The findings from the Iowa State University pilot study show that group singing improves mood in people with Parkinson’s disease similarly to what is seen from medication treatments. The new study expands on prior research that found singing helps with respiratory and swallow function.

Researchers recorded blood pressure, heart rate and cortisol levels of 17 participants in a therapeutic singing group. The participants were also asked to report their levels of sadness, anxiety, happiness and anger before and after a one-hour singing session.

“We see the improvement every week when they leave singing group. It’s almost like they have a little pep in their step. We know they’re feeling better and their mood is elevated,” says study lead Elizabeth Stegemöller, an assistant professor of kinesiology at the university, in a media release. “Some of the symptoms that are improving, such as finger tapping and the gait, don’t always readily respond to medication, but with singing they’re improving.”

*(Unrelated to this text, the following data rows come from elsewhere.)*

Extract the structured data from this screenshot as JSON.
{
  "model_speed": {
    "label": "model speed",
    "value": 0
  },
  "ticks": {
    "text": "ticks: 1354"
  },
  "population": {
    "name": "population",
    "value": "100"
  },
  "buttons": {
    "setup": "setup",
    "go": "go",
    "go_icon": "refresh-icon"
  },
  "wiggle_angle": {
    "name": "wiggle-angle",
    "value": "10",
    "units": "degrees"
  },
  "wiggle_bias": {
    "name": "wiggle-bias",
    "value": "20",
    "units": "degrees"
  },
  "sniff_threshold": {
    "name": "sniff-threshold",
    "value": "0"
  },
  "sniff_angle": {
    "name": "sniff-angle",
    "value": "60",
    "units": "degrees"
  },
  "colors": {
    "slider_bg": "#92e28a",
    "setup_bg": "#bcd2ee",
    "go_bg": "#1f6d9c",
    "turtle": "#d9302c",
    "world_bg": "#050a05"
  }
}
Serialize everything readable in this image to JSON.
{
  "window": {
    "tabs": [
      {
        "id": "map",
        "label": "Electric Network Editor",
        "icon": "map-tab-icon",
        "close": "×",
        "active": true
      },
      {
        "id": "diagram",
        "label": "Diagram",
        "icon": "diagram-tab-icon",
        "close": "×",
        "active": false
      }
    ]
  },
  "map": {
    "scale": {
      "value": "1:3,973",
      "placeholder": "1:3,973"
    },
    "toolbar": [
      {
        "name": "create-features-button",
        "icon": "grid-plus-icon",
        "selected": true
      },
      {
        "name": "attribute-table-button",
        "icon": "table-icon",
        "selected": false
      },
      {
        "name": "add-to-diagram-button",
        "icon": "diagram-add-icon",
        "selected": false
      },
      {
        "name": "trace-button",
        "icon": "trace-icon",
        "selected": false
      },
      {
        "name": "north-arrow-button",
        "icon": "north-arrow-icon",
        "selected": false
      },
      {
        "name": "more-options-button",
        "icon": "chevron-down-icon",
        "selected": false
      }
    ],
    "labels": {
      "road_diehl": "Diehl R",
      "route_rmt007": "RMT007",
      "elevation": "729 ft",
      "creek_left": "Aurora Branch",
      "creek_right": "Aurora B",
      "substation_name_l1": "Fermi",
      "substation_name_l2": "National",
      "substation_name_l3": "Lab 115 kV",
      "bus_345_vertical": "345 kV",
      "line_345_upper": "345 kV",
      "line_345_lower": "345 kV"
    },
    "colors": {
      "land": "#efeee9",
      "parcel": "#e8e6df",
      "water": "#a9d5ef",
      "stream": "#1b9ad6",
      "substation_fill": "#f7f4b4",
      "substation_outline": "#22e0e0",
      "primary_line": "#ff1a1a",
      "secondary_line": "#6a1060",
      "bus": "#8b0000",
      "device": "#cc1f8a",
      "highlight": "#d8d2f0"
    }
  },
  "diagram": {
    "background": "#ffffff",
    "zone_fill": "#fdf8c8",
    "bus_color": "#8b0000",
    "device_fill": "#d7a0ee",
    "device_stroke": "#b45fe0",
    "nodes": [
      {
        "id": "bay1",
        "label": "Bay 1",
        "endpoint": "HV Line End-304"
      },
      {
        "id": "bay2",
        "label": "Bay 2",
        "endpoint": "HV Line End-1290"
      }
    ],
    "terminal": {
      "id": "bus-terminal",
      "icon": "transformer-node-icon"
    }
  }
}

There have been few studies on how singing affects physical and emotional measures in people with Parkinson’s disease. Although not statistically significant, the results showed a reduction in all three markers — blood pressure, heart rate and cortisol levels. And while there was not a great difference in happiness or anger following group singing, participants did report feeling less anxious and sad.

Researchers say the results, though promising, do not tell us why we see behavioral changes from singing. They are now looking at blood samples to determine levels of oxytocin — a hormone the body produces during bonding experiences. The blood samples are also clues to the brain’s neuroplasticity — ability to offset insults from injuries or disease — and inflammation levels that show the degree of disease progression.

“Part of the reason cortisol is going down could be because the singing participants feel positive and less stress in the act of singing with others in the group. This suggests we can look at the bonding hormone, oxytocin,” says researcher Elizabeth “Birdie” Shirtcliff, an associate professor in human development family studies with the university. “We’re also looking at heart rate and heart rate variability, which can tell us how calm and physiologically relaxed the individual is after singing.”

Stegemöller cautions that these results are preliminary. But she says the data does show significant improvements from singing that closely match the benefits of taking medication. With Parkinson’s disease numbers expected to double in the next 20 years, researchers are cautiously optimistic about therapeutic singing as an affordable and accessible treatment option for people with the condition, with the potential to improve motor symptoms and quality of life.

That is something to sing about.

Results from the pilot study were presented at the Society for Neuroscience 2018 conference.